So I was in the supermarket the other day (I'm in England at the moment) and happened to be behind a girl who was, well ... fat. As her stuff went past on the belt, she was discussing with the cashier (also fat) about her progress, or lack of it. The conversation was familiar: along the lines of "well, I stick to my diet plan for a week or three, lose a few pounds, and then it all goes right back on again".
It might sound as if I'm poking fun here, but I absolutely am not. I felt terribly sorry for this girl (and the cashier, who appeared to be stuck on a similar treadmill) because clearly, nobody had ever told her why she is fat, and what she might do about it. How do I know? Because I could see her shopping. Snacks. Biscuits. Low-fat chocolate "treats". A couple of ready meals. There was a conspicuous absence of actual food and a surfeit of coloured plastic wrapping with "healthy eating" slogans and WeightWatchers branding on it.
The terrible thing is this. What she was buying was basically compliant with received wisdom about losing weight. It was all low-fat, portion-controlled, and calorie-counted. But it clearly wasn't working, and I wanted to tell her why it wasn't working. But you can't do that, can you?

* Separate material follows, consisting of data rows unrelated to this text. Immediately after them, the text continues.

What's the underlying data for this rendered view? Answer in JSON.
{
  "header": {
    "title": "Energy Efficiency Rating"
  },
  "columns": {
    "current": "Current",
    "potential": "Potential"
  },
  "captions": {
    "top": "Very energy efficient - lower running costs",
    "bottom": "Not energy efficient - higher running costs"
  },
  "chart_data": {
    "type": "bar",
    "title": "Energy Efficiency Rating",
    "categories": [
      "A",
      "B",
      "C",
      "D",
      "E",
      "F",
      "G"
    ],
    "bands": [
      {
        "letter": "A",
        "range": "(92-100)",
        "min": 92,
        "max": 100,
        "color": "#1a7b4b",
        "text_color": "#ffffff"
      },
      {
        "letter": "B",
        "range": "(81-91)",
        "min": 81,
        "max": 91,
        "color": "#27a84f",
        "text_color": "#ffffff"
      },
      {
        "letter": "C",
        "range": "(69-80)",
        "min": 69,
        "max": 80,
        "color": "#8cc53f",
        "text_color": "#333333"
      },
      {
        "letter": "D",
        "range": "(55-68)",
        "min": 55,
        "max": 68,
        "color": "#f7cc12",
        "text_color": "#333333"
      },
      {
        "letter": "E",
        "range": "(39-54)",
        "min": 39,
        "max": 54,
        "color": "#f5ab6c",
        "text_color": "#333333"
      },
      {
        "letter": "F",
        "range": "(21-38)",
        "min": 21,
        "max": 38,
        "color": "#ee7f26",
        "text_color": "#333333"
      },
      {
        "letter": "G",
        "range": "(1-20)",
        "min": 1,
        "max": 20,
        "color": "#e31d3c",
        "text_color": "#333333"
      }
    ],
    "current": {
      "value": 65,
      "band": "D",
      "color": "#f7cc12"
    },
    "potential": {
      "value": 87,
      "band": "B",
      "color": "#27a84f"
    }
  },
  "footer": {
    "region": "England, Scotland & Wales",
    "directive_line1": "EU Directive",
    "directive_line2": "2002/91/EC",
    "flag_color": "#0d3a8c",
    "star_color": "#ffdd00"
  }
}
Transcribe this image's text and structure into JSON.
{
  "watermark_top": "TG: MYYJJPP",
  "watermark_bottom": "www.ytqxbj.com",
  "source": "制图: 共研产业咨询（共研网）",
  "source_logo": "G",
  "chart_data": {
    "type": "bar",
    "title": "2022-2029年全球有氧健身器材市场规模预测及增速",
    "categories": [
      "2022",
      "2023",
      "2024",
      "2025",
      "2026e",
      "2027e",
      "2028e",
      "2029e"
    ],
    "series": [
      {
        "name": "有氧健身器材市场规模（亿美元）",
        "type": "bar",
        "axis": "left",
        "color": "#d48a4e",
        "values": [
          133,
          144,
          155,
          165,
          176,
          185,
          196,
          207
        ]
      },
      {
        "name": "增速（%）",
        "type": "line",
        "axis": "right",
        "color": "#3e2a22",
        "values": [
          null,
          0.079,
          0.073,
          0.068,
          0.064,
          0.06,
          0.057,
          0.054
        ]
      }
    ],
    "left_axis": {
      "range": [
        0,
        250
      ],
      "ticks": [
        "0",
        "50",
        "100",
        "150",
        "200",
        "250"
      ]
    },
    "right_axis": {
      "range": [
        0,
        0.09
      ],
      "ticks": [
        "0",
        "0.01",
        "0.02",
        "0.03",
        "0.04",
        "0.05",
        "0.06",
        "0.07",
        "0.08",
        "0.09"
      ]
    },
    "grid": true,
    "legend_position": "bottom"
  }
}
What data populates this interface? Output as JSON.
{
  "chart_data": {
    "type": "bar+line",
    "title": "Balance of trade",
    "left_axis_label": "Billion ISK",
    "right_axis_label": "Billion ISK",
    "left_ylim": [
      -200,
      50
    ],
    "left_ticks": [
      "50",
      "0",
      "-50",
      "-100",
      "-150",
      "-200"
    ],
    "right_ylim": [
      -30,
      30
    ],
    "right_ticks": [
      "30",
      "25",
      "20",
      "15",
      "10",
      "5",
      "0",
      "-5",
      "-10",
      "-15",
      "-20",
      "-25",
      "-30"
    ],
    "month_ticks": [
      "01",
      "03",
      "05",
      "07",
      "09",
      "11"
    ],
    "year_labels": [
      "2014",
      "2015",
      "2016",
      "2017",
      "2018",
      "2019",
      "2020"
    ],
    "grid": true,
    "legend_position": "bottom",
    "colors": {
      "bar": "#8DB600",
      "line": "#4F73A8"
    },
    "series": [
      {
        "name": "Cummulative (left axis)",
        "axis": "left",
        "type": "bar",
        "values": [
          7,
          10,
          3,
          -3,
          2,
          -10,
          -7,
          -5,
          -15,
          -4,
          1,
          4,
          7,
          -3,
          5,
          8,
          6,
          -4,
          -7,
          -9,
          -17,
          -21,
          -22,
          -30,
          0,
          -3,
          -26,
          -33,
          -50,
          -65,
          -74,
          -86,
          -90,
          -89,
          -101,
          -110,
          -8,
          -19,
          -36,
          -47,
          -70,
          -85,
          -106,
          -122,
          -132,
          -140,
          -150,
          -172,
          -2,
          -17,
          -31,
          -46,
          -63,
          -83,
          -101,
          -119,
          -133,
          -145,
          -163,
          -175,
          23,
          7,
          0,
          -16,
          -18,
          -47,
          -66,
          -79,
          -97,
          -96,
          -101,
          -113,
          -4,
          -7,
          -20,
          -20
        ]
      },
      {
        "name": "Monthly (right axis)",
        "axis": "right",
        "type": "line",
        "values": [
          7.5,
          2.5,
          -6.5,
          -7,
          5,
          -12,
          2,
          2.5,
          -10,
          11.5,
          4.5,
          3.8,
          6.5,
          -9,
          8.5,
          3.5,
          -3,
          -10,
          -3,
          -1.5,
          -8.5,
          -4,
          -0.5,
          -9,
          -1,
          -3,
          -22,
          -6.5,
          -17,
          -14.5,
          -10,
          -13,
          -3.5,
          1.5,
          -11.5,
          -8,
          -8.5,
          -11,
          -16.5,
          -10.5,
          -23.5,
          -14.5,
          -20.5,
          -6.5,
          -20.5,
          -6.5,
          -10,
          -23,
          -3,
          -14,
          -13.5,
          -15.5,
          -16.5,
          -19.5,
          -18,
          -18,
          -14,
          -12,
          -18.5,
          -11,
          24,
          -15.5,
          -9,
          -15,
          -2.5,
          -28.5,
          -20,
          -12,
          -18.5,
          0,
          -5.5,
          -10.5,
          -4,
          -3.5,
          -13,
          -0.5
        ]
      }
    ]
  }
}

Why is it that, if someone is reversing into a lamppost, it's OK to bang on the car and tell them to stop? If you see a lost child at the mall, you can call over the security people to help find their parents. If you see an old lady struggling with her shopping, it's OK offer a hand. But if someone is eating themselves into an early grave, unaware of what they're doing, it's socially unacceptable to say anything. Unsolicited advice is rarely welcome, but unsolicited advice about diet is about as welcome as an improper proposition.
So, obviously, I didn't say anything.
What would you have done? Have you ever offered unsolicited advice about weight loss - even to friends and family? Is there anything at all that we can do, as individuals, to stop this madness? I've posted here for a few years and it's gratifying to see people pick up on tips or advice and find success. But it often feels like tilting at windmills when Big Ag can advertise their junk food as healthy, and get a nudge and a wink from government.